あらかわのエッセイ

三十代農民のつぶやき。

手紙。

「この歌しってる?アンジェラ・アキって人の、いい歌よね。」

私が大学の長期休暇で帰省したときのこと、そう言って母はNHKみんなのうたのテキストを見せてくれた。表紙には「手紙 ~拝啓 十五の君へ~」と書いてある。新しい歌にはほとんど興味がなかった母がとても嬉しそうに話してくれた表情を、私は鮮明に覚えている。

小学生の頃、とある科学雑誌の巻末にある友達募集コーナーで募集した何人かのペンパル(文通友達)とやりとりをしていた。

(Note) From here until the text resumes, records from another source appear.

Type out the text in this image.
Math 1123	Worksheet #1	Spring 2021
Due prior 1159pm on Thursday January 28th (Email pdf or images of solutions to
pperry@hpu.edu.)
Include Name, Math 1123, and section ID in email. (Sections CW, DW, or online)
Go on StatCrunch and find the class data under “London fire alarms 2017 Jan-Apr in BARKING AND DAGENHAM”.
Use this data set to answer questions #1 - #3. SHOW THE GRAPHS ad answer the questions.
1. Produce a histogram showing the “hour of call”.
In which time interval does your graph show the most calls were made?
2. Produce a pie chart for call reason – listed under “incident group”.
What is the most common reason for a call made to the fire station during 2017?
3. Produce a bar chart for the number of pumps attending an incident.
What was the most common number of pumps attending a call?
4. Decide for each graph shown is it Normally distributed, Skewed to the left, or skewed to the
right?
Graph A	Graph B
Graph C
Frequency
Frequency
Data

お互いの住んでいる地域や学校のこと、家族や友達の近況、夏休みの予定、趣味や習い事の話、相手についての質問、恋話など、いろんな話をした。質素な茶封筒にヤマセミの描かれた80円切手を貼って送ってくれる人もいれば、その季節を思わせる花柄やパステルカラーに彩られた風情のある便箋を封筒に入れて送ってくれる人もいたりした。ポストに入れられた手紙を手にとってそれを読みながら、ペンパルがどんな人でどんなことを思いながらペンをとったのか想像するのが、実に楽しくて奥ゆかしいのだ。

そんな私も中学校に上がり、部活や勉強などで忙しくなった。ペンパルも同い年が多かったからか手紙を送っても返事は来なくなり、いつの間にか手紙をやりとりすることはなくなった。字は汚かったけど活きのいい魚の絵を毎回送ってくれた男の子や、独裁政治から民主化への運動が激しかったインドネシアより毎月手紙を送ってくれた女の子は、今何をしているのだろう。

ラジオで時々この歌を聴くたびに、当時のペンパルと母のことを思い出す。ペンパルからの手紙は私の知らないうちに母に処分されてしまったけれど、母の遺した最初で最後の手紙は手元にある。寂しくなったときにこっそりとその手紙を開くと、どこかで母が応援してくれているような気がする。書いた人の気持ちを時間を超えて感じ取れる、手紙とはとても素敵なものだと思う。